11.12.14
Local government workers get half of total public sector Working Tax Credit
The local government workforce accounts for half of public sector Working Tax Credit (WTC) expenditure, despite it making up only a quarter of the public sector workforce, research from the New Policy Institute has revealed.
The number of local government workers receiving WTCs is equivalent to the retail sector and second only to the hospitality industry.
According to the think-tank 11.2% of local government workers receive WTC, around two and a half times higher than the rest of the public sector. Between 2011-12 and 2012-13 local government workers received around £380m in WTC.
Local government union Unison argues that the research highlights just how poorly paid the local government workforce is, and suggests that some of the cost of low pay in the sector is merely being displaced to WTC expenditure, a benefit paid directly by HMRC to workers with a low family income.
The union’s head of local government, Heather Wakefield said: "This is a damning report that reveals just how far pay in local government has regressed. Successive years of pay freezes and paltry rises well below the level of inflation are creating an increasingly impoverished and demotivated workforce, with taxpayers forced to fund tax credits.

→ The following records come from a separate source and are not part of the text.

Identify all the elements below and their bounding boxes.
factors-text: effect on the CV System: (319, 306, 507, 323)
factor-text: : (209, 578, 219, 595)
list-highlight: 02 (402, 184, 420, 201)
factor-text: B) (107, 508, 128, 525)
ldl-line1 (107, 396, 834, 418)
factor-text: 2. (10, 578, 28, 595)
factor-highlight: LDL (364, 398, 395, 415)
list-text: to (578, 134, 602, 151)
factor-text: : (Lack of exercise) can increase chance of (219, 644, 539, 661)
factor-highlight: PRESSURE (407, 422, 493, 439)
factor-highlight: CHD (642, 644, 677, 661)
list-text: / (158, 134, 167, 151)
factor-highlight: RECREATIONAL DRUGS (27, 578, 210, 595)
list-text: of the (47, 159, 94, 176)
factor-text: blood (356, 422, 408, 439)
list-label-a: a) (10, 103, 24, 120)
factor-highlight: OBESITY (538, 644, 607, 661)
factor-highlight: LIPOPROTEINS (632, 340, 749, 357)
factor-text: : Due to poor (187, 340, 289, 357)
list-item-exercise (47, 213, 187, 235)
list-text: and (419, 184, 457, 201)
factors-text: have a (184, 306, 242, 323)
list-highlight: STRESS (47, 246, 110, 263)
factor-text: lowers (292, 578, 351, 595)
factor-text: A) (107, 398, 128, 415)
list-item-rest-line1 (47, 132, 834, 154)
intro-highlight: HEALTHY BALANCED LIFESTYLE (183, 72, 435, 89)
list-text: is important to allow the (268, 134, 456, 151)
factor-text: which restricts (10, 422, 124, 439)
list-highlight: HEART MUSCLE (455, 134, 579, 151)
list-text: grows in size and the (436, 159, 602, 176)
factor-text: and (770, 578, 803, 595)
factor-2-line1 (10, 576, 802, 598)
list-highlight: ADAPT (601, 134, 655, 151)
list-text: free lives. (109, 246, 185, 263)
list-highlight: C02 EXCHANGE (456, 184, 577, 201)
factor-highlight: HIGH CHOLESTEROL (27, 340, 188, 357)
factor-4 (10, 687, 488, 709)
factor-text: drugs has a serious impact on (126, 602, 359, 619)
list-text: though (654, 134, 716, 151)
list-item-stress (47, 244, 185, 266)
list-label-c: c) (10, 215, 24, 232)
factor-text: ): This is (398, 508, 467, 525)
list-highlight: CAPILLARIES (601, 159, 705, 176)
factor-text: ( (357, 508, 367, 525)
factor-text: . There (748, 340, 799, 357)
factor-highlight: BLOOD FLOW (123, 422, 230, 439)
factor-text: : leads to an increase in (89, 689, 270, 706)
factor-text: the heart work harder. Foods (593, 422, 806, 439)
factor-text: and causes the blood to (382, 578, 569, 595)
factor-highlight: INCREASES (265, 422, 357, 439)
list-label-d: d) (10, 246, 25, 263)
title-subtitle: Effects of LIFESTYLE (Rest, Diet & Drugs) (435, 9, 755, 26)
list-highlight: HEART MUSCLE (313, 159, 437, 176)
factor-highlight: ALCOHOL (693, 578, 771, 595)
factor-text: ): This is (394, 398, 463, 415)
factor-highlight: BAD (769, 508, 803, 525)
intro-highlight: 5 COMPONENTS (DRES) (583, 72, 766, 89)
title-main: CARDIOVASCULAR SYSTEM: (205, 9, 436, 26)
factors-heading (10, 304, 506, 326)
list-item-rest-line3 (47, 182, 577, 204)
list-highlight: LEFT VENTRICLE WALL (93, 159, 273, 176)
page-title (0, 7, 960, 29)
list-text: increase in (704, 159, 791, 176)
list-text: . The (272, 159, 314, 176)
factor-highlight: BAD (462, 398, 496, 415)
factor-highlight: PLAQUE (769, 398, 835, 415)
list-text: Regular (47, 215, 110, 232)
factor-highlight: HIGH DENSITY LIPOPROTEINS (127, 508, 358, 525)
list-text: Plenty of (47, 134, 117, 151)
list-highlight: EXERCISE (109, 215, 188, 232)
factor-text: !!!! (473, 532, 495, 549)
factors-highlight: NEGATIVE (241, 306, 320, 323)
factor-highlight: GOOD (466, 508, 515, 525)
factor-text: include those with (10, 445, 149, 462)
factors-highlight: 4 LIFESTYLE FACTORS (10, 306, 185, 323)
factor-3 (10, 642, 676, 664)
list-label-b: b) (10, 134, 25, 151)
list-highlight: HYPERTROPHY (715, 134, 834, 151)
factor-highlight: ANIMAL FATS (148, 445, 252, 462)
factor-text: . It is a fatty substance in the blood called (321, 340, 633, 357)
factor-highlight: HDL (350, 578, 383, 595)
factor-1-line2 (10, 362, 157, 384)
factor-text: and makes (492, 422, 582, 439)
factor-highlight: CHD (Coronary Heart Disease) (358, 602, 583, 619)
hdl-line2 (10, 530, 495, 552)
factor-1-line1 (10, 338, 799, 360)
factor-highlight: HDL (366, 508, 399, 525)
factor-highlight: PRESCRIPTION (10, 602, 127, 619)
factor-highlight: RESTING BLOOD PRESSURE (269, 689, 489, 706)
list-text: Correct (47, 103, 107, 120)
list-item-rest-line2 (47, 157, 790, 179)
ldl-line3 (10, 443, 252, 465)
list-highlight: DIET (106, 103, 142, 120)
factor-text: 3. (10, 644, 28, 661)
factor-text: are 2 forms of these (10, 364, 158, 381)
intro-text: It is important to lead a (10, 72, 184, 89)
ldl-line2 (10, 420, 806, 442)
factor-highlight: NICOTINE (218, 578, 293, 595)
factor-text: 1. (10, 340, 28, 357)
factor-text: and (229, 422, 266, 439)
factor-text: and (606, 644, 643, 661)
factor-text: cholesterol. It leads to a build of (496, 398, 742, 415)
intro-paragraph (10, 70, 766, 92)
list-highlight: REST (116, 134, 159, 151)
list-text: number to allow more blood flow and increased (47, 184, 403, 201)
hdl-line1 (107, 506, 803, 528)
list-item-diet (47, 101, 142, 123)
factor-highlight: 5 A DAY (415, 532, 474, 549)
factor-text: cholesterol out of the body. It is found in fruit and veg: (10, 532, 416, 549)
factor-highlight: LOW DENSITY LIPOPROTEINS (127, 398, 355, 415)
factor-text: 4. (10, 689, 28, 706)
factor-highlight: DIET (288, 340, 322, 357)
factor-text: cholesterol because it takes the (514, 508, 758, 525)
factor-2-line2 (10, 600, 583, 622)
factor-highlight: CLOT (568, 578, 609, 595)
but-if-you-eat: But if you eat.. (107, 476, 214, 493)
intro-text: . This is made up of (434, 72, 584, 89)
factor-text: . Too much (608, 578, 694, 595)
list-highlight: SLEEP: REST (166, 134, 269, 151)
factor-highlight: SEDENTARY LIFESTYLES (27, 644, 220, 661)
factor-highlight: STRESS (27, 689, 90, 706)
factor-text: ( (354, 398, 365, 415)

"Working Tax Credits is just one of the ways in which social security picks up the tab for low pay in the local government workforce. Paying tax credits and other in-work benefits to local government workers on the lowest rates of pay is a completely false economy. A substantial increase to local government pay would recoup millions for the Treasury in lower spending on benefits, and see more money pumped back into local economies.
"On one hand we have sectors with widespread low pay such as retail and hospitality that are under pressure to reform, but on the other hand is local government which is subject to direct political control and should set an example. However rather than turning local government into a good example, the Chancellor spelled out more misery last week in his Autumn Statement which promised further pay freezes for council employees under a future Tory government."
PSE asked the Local Government Association for comment but did not receive a response by the time of publication.